= Villa Il Palagio =

Farm estate in Tuscany, Italy

Villa Il Palagio is a villa and farm estate in Figline Valdarno, in the province of Florence in the Italian region Tuscany. The estate has belonged to the musician Sting and his wife Trudie Styler since the late 1990s.

==History==
Il Palagio was built in the 17th century. In the late 18th century it was bought by the wealthy Martelli family. They sold it in 1819 to Countess Carlotta Barbolani of Montauto, the widow of the Duke of San Clemente and it remained in this family's hands for some 150 years. In the early 20th century, Duke Simone Vincenzo Velluti Zati di San Clemente was responsible for building an oil mill and grain store and beginning to produce wine in its vineyards. A chapel was added in 1958.

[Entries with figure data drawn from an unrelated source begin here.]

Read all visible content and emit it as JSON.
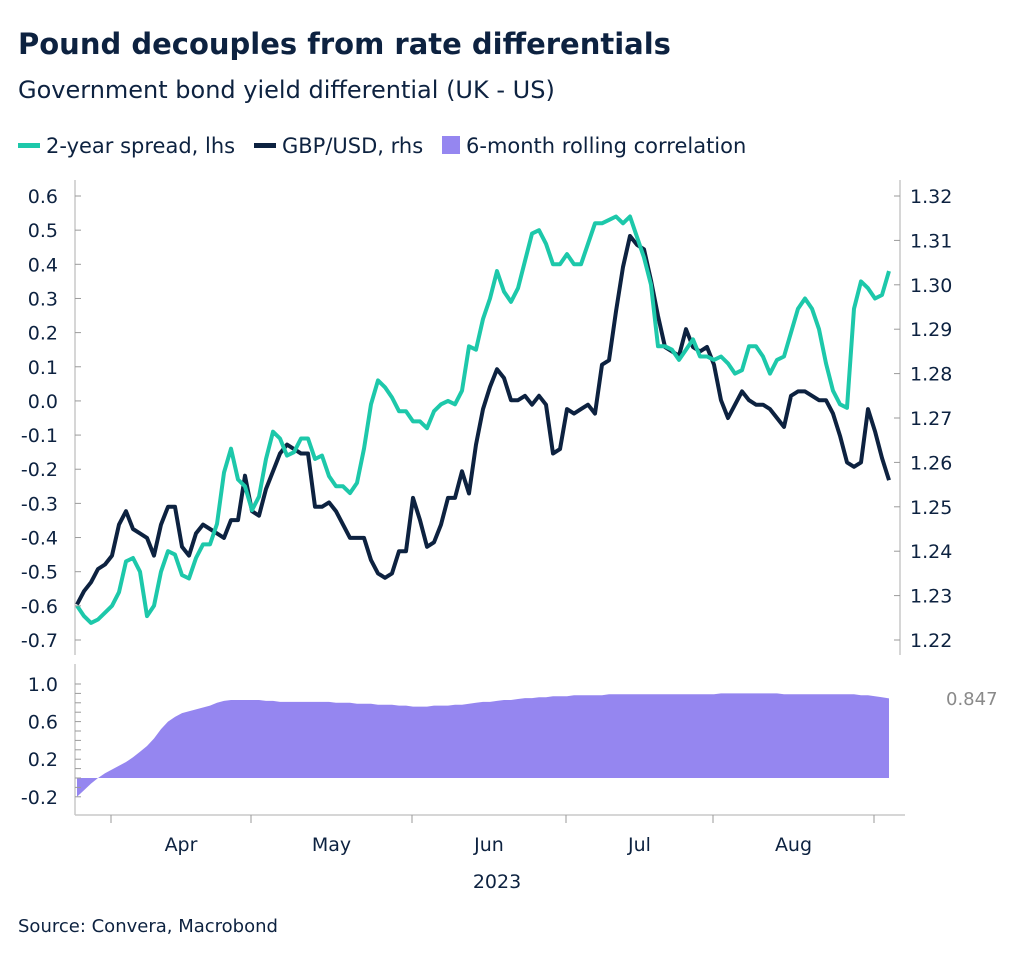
{
  "title": "Pound decouples from rate differentials",
  "subtitle": "Government bond yield differential (UK - US)",
  "source": "Source: Convera, Macrobond",
  "colors": {
    "spread": "#1dc8aa",
    "gbpusd": "#0d2240",
    "correlation": "#9586f0"
  },
  "chart_data": [
    {
      "type": "line",
      "legend": [
        "2-year spread, lhs",
        "GBP/USD, rhs",
        "6-month rolling correlation"
      ],
      "legend_placement": "top-left",
      "x_labels": [
        "Apr",
        "May",
        "Jun",
        "Jul",
        "Aug"
      ],
      "x_year_label": "2023",
      "y_left": {
        "ticks": [
          "0.6",
          "0.5",
          "0.4",
          "0.3",
          "0.2",
          "0.1",
          "0.0",
          "-0.1",
          "-0.2",
          "-0.3",
          "-0.4",
          "-0.5",
          "-0.6",
          "-0.7"
        ],
        "range": [
          -0.72,
          0.64
        ]
      },
      "y_right": {
        "ticks": [
          "1.32",
          "1.31",
          "1.30",
          "1.29",
          "1.28",
          "1.27",
          "1.26",
          "1.25",
          "1.24",
          "1.23",
          "1.22"
        ],
        "range": [
          1.2191,
          1.3209
        ]
      },
      "grid": false,
      "dates": [
        "2023-03-27",
        "2023-03-28",
        "2023-03-29",
        "2023-03-30",
        "2023-03-31",
        "2023-04-03",
        "2023-04-04",
        "2023-04-05",
        "2023-04-06",
        "2023-04-07",
        "2023-04-10",
        "2023-04-11",
        "2023-04-12",
        "2023-04-13",
        "2023-04-14",
        "2023-04-17",
        "2023-04-18",
        "2023-04-19",
        "2023-04-20",
        "2023-04-21",
        "2023-04-24",
        "2023-04-25",
        "2023-04-26",
        "2023-04-27",
        "2023-04-28",
        "2023-05-01",
        "2023-05-02",
        "2023-05-03",
        "2023-05-04",
        "2023-05-05",
        "2023-05-08",
        "2023-05-09",
        "2023-05-10",
        "2023-05-11",
        "2023-05-12",
        "2023-05-15",
        "2023-05-16",
        "2023-05-17",
        "2023-05-18",
        "2023-05-19",
        "2023-05-22",
        "2023-05-23",
        "2023-05-24",
        "2023-05-25",
        "2023-05-26",
        "2023-05-29",
        "2023-05-30",
        "2023-05-31",
        "2023-06-01",
        "2023-06-02",
        "2023-06-05",
        "2023-06-06",
        "2023-06-07",
        "2023-06-08",
        "2023-06-09",
        "2023-06-12",
        "2023-06-13",
        "2023-06-14",
        "2023-06-15",
        "2023-06-16",
        "2023-06-19",
        "2023-06-20",
        "2023-06-21",
        "2023-06-22",
        "2023-06-23",
        "2023-06-26",
        "2023-06-27",
        "2023-06-28",
        "2023-06-29",
        "2023-06-30",
        "2023-07-03",
        "2023-07-04",
        "2023-07-05",
        "2023-07-06",
        "2023-07-07",
        "2023-07-10",
        "2023-07-11",
        "2023-07-12",
        "2023-07-13",
        "2023-07-14",
        "2023-07-17",
        "2023-07-18",
        "2023-07-19",
        "2023-07-20",
        "2023-07-21",
        "2023-07-24",
        "2023-07-25",
        "2023-07-26",
        "2023-07-27",
        "2023-07-28",
        "2023-07-31",
        "2023-08-01",
        "2023-08-02",
        "2023-08-03",
        "2023-08-04",
        "2023-08-07",
        "2023-08-08",
        "2023-08-09",
        "2023-08-10",
        "2023-08-11",
        "2023-08-14",
        "2023-08-15",
        "2023-08-16",
        "2023-08-17",
        "2023-08-18",
        "2023-08-21",
        "2023-08-22",
        "2023-08-23",
        "2023-08-24",
        "2023-08-25",
        "2023-08-28",
        "2023-08-29",
        "2023-08-30",
        "2023-08-31",
        "2023-09-01",
        "2023-09-04",
        "2023-09-05"
      ],
      "series": [
        {
          "name": "2-year spread, lhs",
          "axis": "left",
          "values": [
            -0.6,
            -0.63,
            -0.65,
            -0.64,
            -0.62,
            -0.6,
            -0.56,
            -0.47,
            -0.46,
            -0.5,
            -0.63,
            -0.6,
            -0.5,
            -0.44,
            -0.45,
            -0.51,
            -0.52,
            -0.46,
            -0.42,
            -0.42,
            -0.36,
            -0.21,
            -0.14,
            -0.23,
            -0.25,
            -0.32,
            -0.28,
            -0.17,
            -0.09,
            -0.11,
            -0.16,
            -0.15,
            -0.11,
            -0.11,
            -0.17,
            -0.16,
            -0.22,
            -0.25,
            -0.25,
            -0.27,
            -0.24,
            -0.14,
            -0.01,
            0.06,
            0.04,
            0.01,
            -0.03,
            -0.03,
            -0.06,
            -0.06,
            -0.08,
            -0.03,
            -0.01,
            0.0,
            -0.01,
            0.03,
            0.16,
            0.15,
            0.24,
            0.3,
            0.38,
            0.32,
            0.29,
            0.33,
            0.41,
            0.49,
            0.5,
            0.46,
            0.4,
            0.4,
            0.43,
            0.4,
            0.4,
            0.46,
            0.52,
            0.52,
            0.53,
            0.54,
            0.52,
            0.54,
            0.48,
            0.42,
            0.34,
            0.16,
            0.16,
            0.15,
            0.12,
            0.15,
            0.18,
            0.13,
            0.13,
            0.12,
            0.13,
            0.11,
            0.08,
            0.09,
            0.16,
            0.16,
            0.13,
            0.08,
            0.12,
            0.13,
            0.2,
            0.27,
            0.3,
            0.27,
            0.21,
            0.11,
            0.03,
            -0.01,
            -0.02,
            0.27,
            0.35,
            0.33,
            0.3,
            0.31,
            0.38
          ]
        },
        {
          "name": "GBP/USD, rhs",
          "axis": "right",
          "values": [
            1.228,
            1.231,
            1.233,
            1.236,
            1.237,
            1.239,
            1.246,
            1.249,
            1.245,
            1.244,
            1.243,
            1.239,
            1.246,
            1.25,
            1.25,
            1.241,
            1.239,
            1.244,
            1.246,
            1.245,
            1.244,
            1.243,
            1.247,
            1.247,
            1.257,
            1.249,
            1.248,
            1.254,
            1.258,
            1.262,
            1.264,
            1.263,
            1.262,
            1.262,
            1.25,
            1.25,
            1.251,
            1.249,
            1.246,
            1.243,
            1.243,
            1.243,
            1.238,
            1.235,
            1.234,
            1.235,
            1.24,
            1.24,
            1.252,
            1.247,
            1.241,
            1.242,
            1.246,
            1.252,
            1.252,
            1.258,
            1.253,
            1.264,
            1.272,
            1.277,
            1.281,
            1.279,
            1.274,
            1.274,
            1.275,
            1.273,
            1.275,
            1.273,
            1.262,
            1.263,
            1.272,
            1.271,
            1.272,
            1.273,
            1.271,
            1.282,
            1.283,
            1.294,
            1.304,
            1.311,
            1.309,
            1.308,
            1.301,
            1.293,
            1.286,
            1.285,
            1.284,
            1.29,
            1.286,
            1.285,
            1.286,
            1.282,
            1.274,
            1.27,
            1.273,
            1.276,
            1.274,
            1.273,
            1.273,
            1.272,
            1.27,
            1.268,
            1.275,
            1.276,
            1.276,
            1.275,
            1.274,
            1.274,
            1.271,
            1.266,
            1.26,
            1.259,
            1.26,
            1.272,
            1.267,
            1.261,
            1.256
          ]
        }
      ]
    },
    {
      "type": "area",
      "series": [
        {
          "name": "6-month rolling correlation",
          "values": [
            -0.2,
            -0.13,
            -0.06,
            0.0,
            0.05,
            0.09,
            0.13,
            0.17,
            0.22,
            0.28,
            0.34,
            0.42,
            0.52,
            0.6,
            0.65,
            0.69,
            0.71,
            0.73,
            0.75,
            0.77,
            0.8,
            0.82,
            0.83,
            0.83,
            0.83,
            0.83,
            0.83,
            0.82,
            0.82,
            0.81,
            0.81,
            0.81,
            0.81,
            0.81,
            0.81,
            0.81,
            0.81,
            0.8,
            0.8,
            0.8,
            0.79,
            0.79,
            0.79,
            0.78,
            0.78,
            0.78,
            0.77,
            0.77,
            0.76,
            0.76,
            0.76,
            0.77,
            0.77,
            0.77,
            0.78,
            0.78,
            0.79,
            0.8,
            0.81,
            0.81,
            0.82,
            0.83,
            0.83,
            0.84,
            0.85,
            0.85,
            0.86,
            0.86,
            0.87,
            0.87,
            0.87,
            0.88,
            0.88,
            0.88,
            0.88,
            0.88,
            0.89,
            0.89,
            0.89,
            0.89,
            0.89,
            0.89,
            0.89,
            0.89,
            0.89,
            0.89,
            0.89,
            0.89,
            0.89,
            0.89,
            0.89,
            0.89,
            0.9,
            0.9,
            0.9,
            0.9,
            0.9,
            0.9,
            0.9,
            0.9,
            0.9,
            0.89,
            0.89,
            0.89,
            0.89,
            0.89,
            0.89,
            0.89,
            0.89,
            0.89,
            0.89,
            0.89,
            0.88,
            0.88,
            0.87,
            0.86,
            0.847
          ]
        }
      ],
      "y_ticks": [
        "1.0",
        "0.6",
        "0.2",
        "-0.2"
      ],
      "y_range": [
        -0.3,
        1.1
      ],
      "last_value_label": "0.847"
    }
  ]
}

The estate was purchased by Sting and his wife Trudie Styler in 1999. When the couple bought the villa it was in a state of disrepair and they hired architect Arabella Lennox-Boyd to carry out a full restoration of the estate, which took seven years. On 11 September 2001, Sting and a large ensemble of musicians recorded the live album All This Time at the villa on the same day at the September 11 terrorist attacks. Sting's song "Fragile" was dedicated to the victims of the attacks. In 2009, winter photography of the grounds covered in snow was taken for Sting's album release that year, If on a Winter's Night.... Both that and his 2006 album Songs from the Labyrinth were written at the estate. The second phase of rehearsals for The Police Reunion Tour took place over the course of four weeks at the estate in the spring of 2007. The bells featured at the beginning of "The Bells of St. Thomas" from Sting's 2021 album The Bridge are a recording of the bells of Il Palagio. Sting and Trudie often host parties and private concerts for friends and family at Il Palagio.

==Features==
The villa was built in the 16th-century Tuscan style and the estate contains four guesthouses and two annexes to the main villa, which can accommodate up to 50 guests, and up to 500 guests for wedding receptions and parties. The estate has a life-size chessboard, a treehouse overlooking a lake, a chapel and a giant statue of Buddha, a yoga centre, a tennis court, and a swimming pool.

==Produce==
The estate, of some 350 hectares, is run by Paolo Rossi and his brother Joe who is the head chef. Gluten-free breads and pizzas are on the menu. The estate is a producer of wine, honey, cherries, apricots, peaches and olive oil. It has been making organic olive oil since 1999. As of 2014, the estate produces six different wines.